Hi Gang,
On 2017/12/14 13:16, Gang He wrote:
> As you know, ocfs2 has support trim the underlying disk via
> fstrim command. But there is a problem, ocfs2 is a shared disk
> cluster file system, if the user configures a scheduled fstrim
> job on each file system node, this will trigger multiple nodes
> trim a shared disk simultaneously, it is very wasteful for CPU
> and IO consumption, also might negatively affect the lifetime
> of poor-quality SSD devices.
> Then, we introduce a trimfs dlm lock to communicate with each
> other in this case, which will make only one fstrim command to
> do the trimming on a shared disk among the cluster, the fstrim
> commands from the other nodes should wait for the first fstrim
> to finish and returned success directly, to avoid running a the
> same trim on the shared disk again.
>
> Compare with first version, I change the fstrim commands' returned
> value and behavior in case which meets a fstrim command is running
> on a shared disk.
>
> Signed-off-by: Gang He <[email protected]>
> ---
> fs/ocfs2/alloc.c | 44 ++++++++++++++++++++++++++++++++++++++++++++
> 1 file changed, 44 insertions(+)
>
> diff --git a/fs/ocfs2/alloc.c b/fs/ocfs2/alloc.c
> index ab5105f..5c9c3e2 100644
> --- a/fs/ocfs2/alloc.c
> +++ b/fs/ocfs2/alloc.c
> @@ -7382,6 +7382,7 @@ int ocfs2_trim_fs(struct super_block *sb, struct fstrim_range *range)
> struct buffer_head *gd_bh = NULL;
> struct ocfs2_dinode *main_bm;
> struct ocfs2_group_desc *gd = NULL;
> + struct ocfs2_trim_fs_info info, *pinfo = NULL;
I think *pinfo* is not necessary.
>
> start = range->start >> osb->s_clustersize_bits;
> len = range->len >> osb->s_clustersize_bits;
> @@ -7419,6 +7420,42 @@ int ocfs2_trim_fs(struct super_block *sb, struct fstrim_range *range)
>
> trace_ocfs2_trim_fs(start, len, minlen);
>
> + ocfs2_trim_fs_lock_res_init(osb);
> + ret = ocfs2_trim_fs_lock(osb, NULL, 1);
I don't get why try to lock here and if fails, acquire the same lock again later but wait until granted.

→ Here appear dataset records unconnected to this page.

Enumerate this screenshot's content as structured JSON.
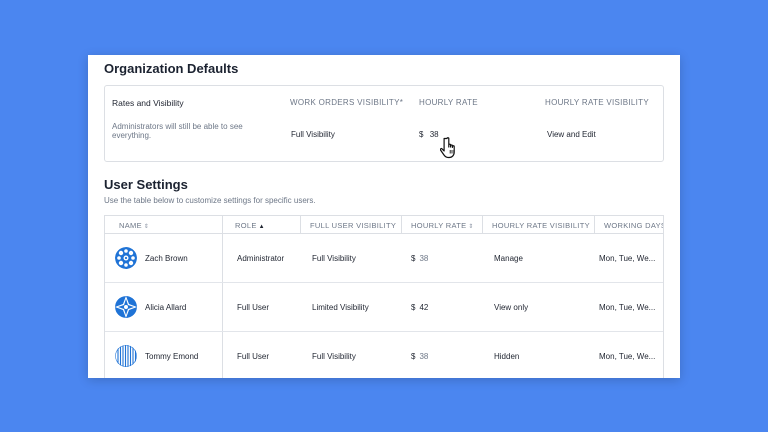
{
  "org": {
    "title": "Organization Defaults",
    "section_label": "Rates and Visibility",
    "description": "Administrators will still be able to see everything.",
    "headers": {
      "work_orders_visibility": "WORK ORDERS VISIBILITY*",
      "hourly_rate": "HOURLY RATE",
      "hourly_rate_visibility": "HOURLY RATE VISIBILITY"
    },
    "values": {
      "work_orders_visibility": "Full Visibility",
      "currency": "$",
      "hourly_rate": "38",
      "hourly_rate_visibility": "View and Edit"
    }
  },
  "users": {
    "title": "User Settings",
    "subtitle": "Use the table below to customize settings for specific users.",
    "columns": [
      "NAME",
      "ROLE",
      "FULL USER VISIBILITY",
      "HOURLY RATE",
      "HOURLY RATE VISIBILITY",
      "WORKING DAYS"
    ],
    "rows": [
      {
        "name": "Zach Brown",
        "role": "Administrator",
        "visibility": "Full Visibility",
        "currency": "$",
        "rate": "38",
        "rate_visibility": "Manage",
        "working_days": "Mon, Tue, We..."
      },
      {
        "name": "Alicia Allard",
        "role": "Full User",
        "visibility": "Limited Visibility",
        "currency": "$",
        "rate": "42",
        "rate_visibility": "View only",
        "working_days": "Mon, Tue, We..."
      },
      {
        "name": "Tommy Emond",
        "role": "Full User",
        "visibility": "Full Visibility",
        "currency": "$",
        "rate": "38",
        "rate_visibility": "Hidden",
        "working_days": "Mon, Tue, We..."
      }
    ]
  },
  "colors": {
    "background": "#4b86f0",
    "avatar_blue": "#1f73d6"
  }
}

Can it just acquire the _trimfs_ lock as a blocking one directly here?
> + if (ret < 0) {
> + if (ret != -EAGAIN) {
> + mlog_errno(ret);
> + ocfs2_trim_fs_lock_res_uninit(osb);
> + goto out_unlock;
> + }
> +
> + mlog(ML_NOTICE, "Wait for trim on device (%s) to "
> + "finish, which is running from another node.\n",
> + osb->dev_str);
> + ret = ocfs2_trim_fs_lock(osb, &info, 0);
> + if (ret < 0) {
> + mlog_errno(ret);
> + ocfs2_trim_fs_lock_res_uninit(osb);
In ocfs2_trim_fs_lock_res_uninit(), you drop lock. But it is never granted.
Still need to drop lock resource?
> + goto out_unlock;
> + }
> +
> + if (info.tf_valid && info.tf_success &&
> + info.tf_start == start && info.tf_len == len &&
> + info.tf_minlen == minlen) {
> + /* Avoid sending duplicated trim to a shared device */
> + mlog(ML_NOTICE, "The same trim on device (%s) was "
> + "just done from node (%u), return.\n",
> + osb->dev_str, info.tf_nodenum);
> + range->len = info.tf_trimlen;
> + goto out_trimunlock;
> + }
> + }
> +
> + info.tf_nodenum = osb->node_num;
> + info.tf_start = start;
> + info.tf_len = len;
> + info.tf_minlen = minlen;
If we faild during dong trimfs, I think we should not cache above info in LVB.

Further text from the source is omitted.